Он старый репортер – еще до революции был хроникером, бегал за новостями. Он рассказывает много чего интересного, когда в состоянии. Говорит, то есть говорил, что вот, мол, пришло время послушания, время поста и умерщвления плоти. Суесловие побоку, мирское побоку, пышным одеждам место в сундуке. Смирение паче гордости – так он говорил. Наверное, выжил из ума, он водку любил пить. Время принимать ниспосланные кары с благодарностью и натянуть на глаза монашеский куколь, чтобы под непроницаемой для дневного света власяницей истину зрить мыслию, а не грезу – очами чрез лгущую прозрачность розовых стекол. Вот как он говорил. И повторял не раз свою „проповедь“, как он называл, вот я и запомнил слово в слово.
Он всегда с похмелья был, поэтому я старался чаще ходить и разъезжать в одиночку, без него. Я приносил фотографии в редакцию, рассказывал, что видел, а он, если не спал на диване у редакторов, садился за старый дежурный „Ундервуд“ и писал короткие репортажи или сопроводительные надписи к моим фотографиям. Его не увольняли только потому, что жалели и все к нему привыкли. Его называют „наш корабельный кот“, или „дельфийский оракул“, когда он смешно пророчествует и, знаешь, Настя, иногда бывает прав.
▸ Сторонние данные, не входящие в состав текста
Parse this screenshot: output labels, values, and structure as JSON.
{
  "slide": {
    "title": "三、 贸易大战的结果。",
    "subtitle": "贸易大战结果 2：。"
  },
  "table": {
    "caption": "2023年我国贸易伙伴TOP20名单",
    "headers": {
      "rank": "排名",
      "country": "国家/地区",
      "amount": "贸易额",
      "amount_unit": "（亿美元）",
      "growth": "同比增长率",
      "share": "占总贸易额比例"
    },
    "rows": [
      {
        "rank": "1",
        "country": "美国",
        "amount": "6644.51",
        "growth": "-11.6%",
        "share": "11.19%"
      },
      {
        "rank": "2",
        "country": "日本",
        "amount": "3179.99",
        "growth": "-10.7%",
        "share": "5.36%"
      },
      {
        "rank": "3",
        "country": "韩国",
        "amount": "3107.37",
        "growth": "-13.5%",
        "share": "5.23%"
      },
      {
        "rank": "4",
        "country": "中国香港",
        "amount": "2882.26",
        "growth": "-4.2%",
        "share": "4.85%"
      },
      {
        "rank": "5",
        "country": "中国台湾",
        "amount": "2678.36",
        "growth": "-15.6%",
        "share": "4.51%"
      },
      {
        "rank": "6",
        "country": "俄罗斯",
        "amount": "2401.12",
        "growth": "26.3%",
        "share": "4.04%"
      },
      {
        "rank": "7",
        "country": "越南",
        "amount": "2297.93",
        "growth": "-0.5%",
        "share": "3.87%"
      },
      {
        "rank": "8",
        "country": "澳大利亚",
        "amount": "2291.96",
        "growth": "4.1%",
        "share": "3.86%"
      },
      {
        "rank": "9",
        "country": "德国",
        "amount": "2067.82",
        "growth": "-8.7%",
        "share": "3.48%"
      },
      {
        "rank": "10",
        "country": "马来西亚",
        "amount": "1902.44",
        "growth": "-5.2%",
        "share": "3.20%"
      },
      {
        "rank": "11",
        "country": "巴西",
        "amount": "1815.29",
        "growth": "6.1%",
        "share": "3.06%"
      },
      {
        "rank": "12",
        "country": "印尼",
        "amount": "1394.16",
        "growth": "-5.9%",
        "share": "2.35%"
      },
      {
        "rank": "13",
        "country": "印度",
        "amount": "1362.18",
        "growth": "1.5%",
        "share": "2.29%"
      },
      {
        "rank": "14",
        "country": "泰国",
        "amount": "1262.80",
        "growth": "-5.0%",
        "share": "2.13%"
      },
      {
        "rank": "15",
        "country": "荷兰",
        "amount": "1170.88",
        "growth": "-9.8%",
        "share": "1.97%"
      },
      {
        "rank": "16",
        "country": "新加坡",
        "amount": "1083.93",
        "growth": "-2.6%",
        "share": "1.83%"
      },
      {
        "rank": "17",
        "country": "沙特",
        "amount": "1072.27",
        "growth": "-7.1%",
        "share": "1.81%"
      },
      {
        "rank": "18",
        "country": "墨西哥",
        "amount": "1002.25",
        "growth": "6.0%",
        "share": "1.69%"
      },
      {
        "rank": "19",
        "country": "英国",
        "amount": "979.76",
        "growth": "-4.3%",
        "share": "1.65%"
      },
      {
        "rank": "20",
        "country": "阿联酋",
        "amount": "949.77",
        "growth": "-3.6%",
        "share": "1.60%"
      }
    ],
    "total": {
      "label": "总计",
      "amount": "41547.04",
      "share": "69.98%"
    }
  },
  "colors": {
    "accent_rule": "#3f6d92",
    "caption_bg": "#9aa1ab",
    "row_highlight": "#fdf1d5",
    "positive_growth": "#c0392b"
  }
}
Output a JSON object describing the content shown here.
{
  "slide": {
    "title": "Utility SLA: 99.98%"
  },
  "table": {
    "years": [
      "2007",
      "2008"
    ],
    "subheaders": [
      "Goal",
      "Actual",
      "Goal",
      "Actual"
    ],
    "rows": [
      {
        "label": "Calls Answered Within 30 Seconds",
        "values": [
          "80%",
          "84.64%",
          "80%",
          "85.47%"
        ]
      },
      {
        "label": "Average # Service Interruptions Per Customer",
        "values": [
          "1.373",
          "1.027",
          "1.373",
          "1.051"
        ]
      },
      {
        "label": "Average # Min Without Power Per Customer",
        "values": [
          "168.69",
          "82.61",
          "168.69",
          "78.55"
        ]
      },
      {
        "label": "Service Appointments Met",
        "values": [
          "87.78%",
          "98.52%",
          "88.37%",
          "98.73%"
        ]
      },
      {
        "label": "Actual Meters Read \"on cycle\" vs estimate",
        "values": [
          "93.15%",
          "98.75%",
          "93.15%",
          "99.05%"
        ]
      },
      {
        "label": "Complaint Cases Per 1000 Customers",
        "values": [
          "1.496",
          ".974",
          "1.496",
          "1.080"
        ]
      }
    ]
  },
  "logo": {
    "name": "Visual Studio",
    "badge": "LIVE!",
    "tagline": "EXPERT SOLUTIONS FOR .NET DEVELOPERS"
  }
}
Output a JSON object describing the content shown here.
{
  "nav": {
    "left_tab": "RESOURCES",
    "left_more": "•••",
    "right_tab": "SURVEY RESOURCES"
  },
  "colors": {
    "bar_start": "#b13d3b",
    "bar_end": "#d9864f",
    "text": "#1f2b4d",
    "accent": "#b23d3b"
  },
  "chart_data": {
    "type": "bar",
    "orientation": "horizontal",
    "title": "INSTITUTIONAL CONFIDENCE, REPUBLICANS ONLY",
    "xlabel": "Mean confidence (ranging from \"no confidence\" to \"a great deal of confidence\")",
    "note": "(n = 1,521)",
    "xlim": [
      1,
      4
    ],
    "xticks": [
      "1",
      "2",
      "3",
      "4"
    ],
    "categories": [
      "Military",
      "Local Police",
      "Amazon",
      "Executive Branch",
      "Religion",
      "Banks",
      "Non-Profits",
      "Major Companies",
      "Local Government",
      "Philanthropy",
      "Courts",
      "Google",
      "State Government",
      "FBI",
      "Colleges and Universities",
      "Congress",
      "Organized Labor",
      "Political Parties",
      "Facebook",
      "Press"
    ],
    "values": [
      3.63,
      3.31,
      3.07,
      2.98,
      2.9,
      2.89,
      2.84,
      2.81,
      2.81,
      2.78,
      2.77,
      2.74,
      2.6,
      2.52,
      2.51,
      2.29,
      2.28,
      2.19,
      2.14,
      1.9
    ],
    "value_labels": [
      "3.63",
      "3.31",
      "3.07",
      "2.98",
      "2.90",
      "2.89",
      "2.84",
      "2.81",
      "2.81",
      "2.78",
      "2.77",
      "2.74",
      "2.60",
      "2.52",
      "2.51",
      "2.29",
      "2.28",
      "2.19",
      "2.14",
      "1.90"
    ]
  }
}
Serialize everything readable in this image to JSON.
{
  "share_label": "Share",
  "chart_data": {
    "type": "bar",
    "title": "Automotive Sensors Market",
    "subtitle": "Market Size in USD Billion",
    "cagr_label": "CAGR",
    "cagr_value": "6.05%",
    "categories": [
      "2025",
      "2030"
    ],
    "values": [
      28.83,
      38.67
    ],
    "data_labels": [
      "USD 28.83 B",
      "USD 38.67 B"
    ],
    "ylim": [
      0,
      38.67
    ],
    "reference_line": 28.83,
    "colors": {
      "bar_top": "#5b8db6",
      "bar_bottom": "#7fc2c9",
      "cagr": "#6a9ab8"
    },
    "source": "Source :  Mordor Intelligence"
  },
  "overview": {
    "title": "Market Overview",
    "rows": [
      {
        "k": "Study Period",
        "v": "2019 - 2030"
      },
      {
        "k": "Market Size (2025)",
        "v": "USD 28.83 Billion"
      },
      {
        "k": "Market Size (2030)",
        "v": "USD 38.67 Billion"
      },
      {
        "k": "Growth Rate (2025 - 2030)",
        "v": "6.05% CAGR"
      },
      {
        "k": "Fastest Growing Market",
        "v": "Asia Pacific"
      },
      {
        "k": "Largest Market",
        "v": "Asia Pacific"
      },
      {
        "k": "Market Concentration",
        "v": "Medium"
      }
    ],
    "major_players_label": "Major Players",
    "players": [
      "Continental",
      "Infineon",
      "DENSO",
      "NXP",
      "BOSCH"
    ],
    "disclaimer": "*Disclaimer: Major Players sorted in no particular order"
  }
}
То есть бывал прав. Его больше нет, а я все забываю об этом. Забываю и пишу о нем в настоящем времени. Но, может быть, так и нужно.
Истину, и верно, надо „зрить мыслию“. И сердцем.
И сердцем, папа говорит. Сердце у него теперь совсем слабое, он теперь без нитроглицерина никуда. Поэтому я стараюсь не расстраивать его, да и маму тоже, и не все рассказываю из того, что видел, чему был свидетелем. Ведь репортер – это, прежде всего, свидетель. Так и дядя Макс говорил, и Мосин-Лирский…»
Евгений Иванович Мосин-Лирский разорял свое жилище, свою комнату в деревянном доме на берегу Карповки. Дом шел под снос, как и многие деревянные строения в Ленинграде летом сорок первого. Спешно сносили деревянное из опасения грядущих пожаров от бомбежек и обстрелов.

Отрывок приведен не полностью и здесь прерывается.